Alexander S. Young, MD, MSHS, UCLA, Los Angeles California, and the Department of Veterans Affairs, Los Angeles, California; Greer Sullivan, MD, MSPH, Department of Veterans Affairs, Little Rock, Arkansas, and the University of Arkansas for Medical Science, Little Rock, Arkansas; M. Audrey Burnam, PhD, The RAND Corporation, Santa Monica, California

Financial Disclosures/Other Potential Conflicts of Interest

None

Adaptation

This measure was not adapted from another source.

Date of Most Current Version in NQMC

1997 Sep

Measure Maintenance

Unspecified

Date of Next Anticipated Revision

Unspecified

Measure Status

This is the current release of the measure.

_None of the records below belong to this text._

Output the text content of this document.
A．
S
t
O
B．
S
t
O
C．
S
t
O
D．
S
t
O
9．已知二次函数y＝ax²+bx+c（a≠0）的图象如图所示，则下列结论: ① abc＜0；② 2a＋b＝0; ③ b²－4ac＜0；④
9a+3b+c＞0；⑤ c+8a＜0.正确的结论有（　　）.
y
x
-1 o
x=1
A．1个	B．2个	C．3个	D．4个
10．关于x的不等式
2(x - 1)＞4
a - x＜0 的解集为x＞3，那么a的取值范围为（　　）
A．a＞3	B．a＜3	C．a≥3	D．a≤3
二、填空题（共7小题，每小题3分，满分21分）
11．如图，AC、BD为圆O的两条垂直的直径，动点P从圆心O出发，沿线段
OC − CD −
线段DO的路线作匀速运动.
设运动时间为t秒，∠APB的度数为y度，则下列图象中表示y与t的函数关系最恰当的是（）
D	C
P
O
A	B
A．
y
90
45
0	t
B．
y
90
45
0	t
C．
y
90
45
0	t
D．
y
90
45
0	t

The measure developer reaffirmed the currency of this measure in March 2016.

Source(s)

Young AS, Niv N, Cohen AN, Kessler C, McNagny K. The appropriateness of routine medication treatment for schizophrenia. Schizophr Bull. 2010 Jul;36(4):732-9. PubMed External Web Site Policy

Young AS, Sullivan G, Burnam MA, Brook RH. Measuring the quality of outpatient treatment for schizophrenia. Arch Gen Psychiatry. 1998 Jul;55(7):611-7. PubMed External Web Site Policy

Measure Availability

Source not available electronically.

For more information, contact Alexander Young, MD, MSHS, at the West Los Angeles VA Healthcare Center, VISN 22 MIRECC, 11301 Wilshire Blvd. (210A), Los Angeles, CA 90073; Phone: 310-268-3647.

NQMC Status

This NQMC summary was completed by ECRI on June 6, 2003. The information was verified by the measure developer on July 11, 2003.

This NQMC summary was retrofitted into the new template on May 24, 2011.

The information was reaffirmed by the measure developer on March 11, 2016.